People ask why I want to possess so many books. Why do I keep books I have already read? Why do I buy books easily available in libraries, even online? And why would I keep a book that I am entirely unlikely to ever read?
I will admit that my bibliophilia borders on the obsessive. I do use libraries liberally and love the growing availability of documents on Google Books and other resources. Logic certainly would not explain the contents or size of my personal collections.
But, there are reasons for my madness. I am comfortable around and among books. Sometimes I feel smarter or more insightful just knowing that all of that collected knowledge resides in immediate proximity. There is an art to the library, from dust jacket illustrations to bindings. And, the symmetry and line of rows of texts appeals to my design sense.

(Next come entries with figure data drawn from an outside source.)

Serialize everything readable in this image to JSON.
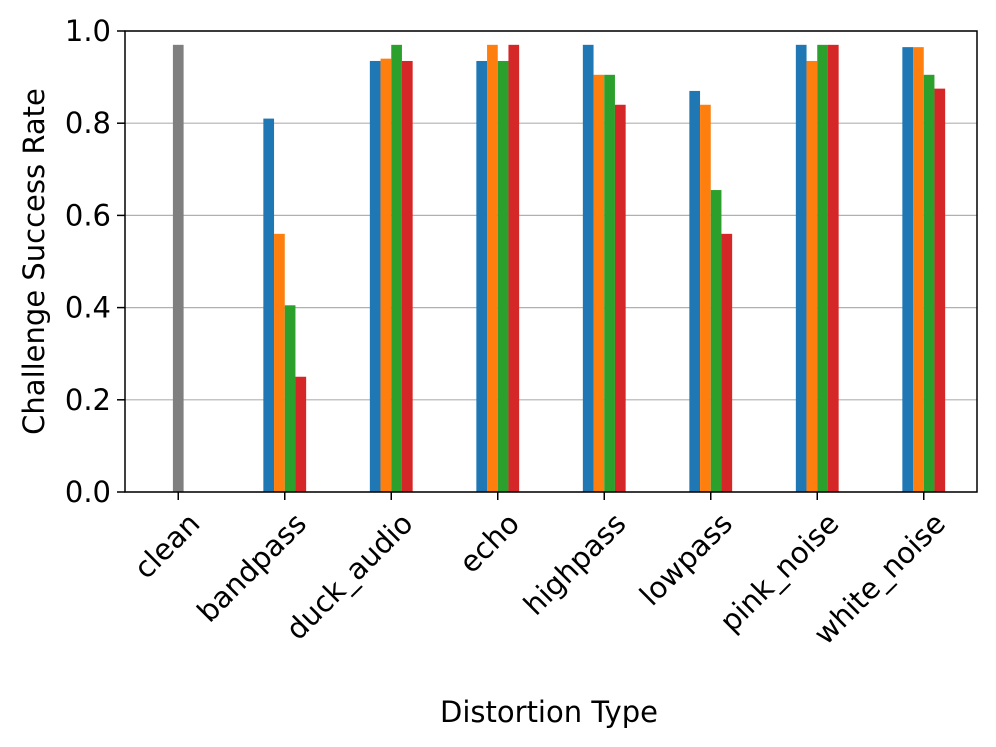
{
  "chart_data": {
    "type": "bar",
    "title": "",
    "xlabel": "Distortion Type",
    "ylabel": "Challenge Success Rate",
    "ylim": [
      0.0,
      1.0
    ],
    "yticks": [
      "0.0",
      "0.2",
      "0.4",
      "0.6",
      "0.8",
      "1.0"
    ],
    "grid": "horizontal",
    "categories": [
      "clean",
      "bandpass",
      "duck_audio",
      "echo",
      "highpass",
      "lowpass",
      "pink_noise",
      "white_noise"
    ],
    "baseline": {
      "category": "clean",
      "value": 0.97,
      "color": "#7f7f7f"
    },
    "series": [
      {
        "color": "#1f77b4",
        "values": [
          null,
          0.81,
          0.935,
          0.935,
          0.97,
          0.87,
          0.97,
          0.965
        ]
      },
      {
        "color": "#ff7f0e",
        "values": [
          null,
          0.56,
          0.94,
          0.97,
          0.905,
          0.84,
          0.935,
          0.965
        ]
      },
      {
        "color": "#2ca02c",
        "values": [
          null,
          0.405,
          0.97,
          0.935,
          0.905,
          0.655,
          0.97,
          0.905
        ]
      },
      {
        "color": "#d62728",
        "values": [
          null,
          0.25,
          0.935,
          0.97,
          0.84,
          0.56,
          0.97,
          0.875
        ]
      }
    ]
  }
}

The primary reason for my peculiar compulsion, however, is how my books help my spiritual practice. Just as I love to saunter along streets and pathways, I also love to walk among ideas in my mind. I cannot count the number of times a worship service design changed direction after a casual glance at a neighboring book, or the coincidental discovery of a text related (often in an obscure way) to the subject of my sermon. I know that virtual libraries will in time replace my beloved stacks. But, I will miss wandering among the towering shelves of Dewey-decimalled dusty tomes.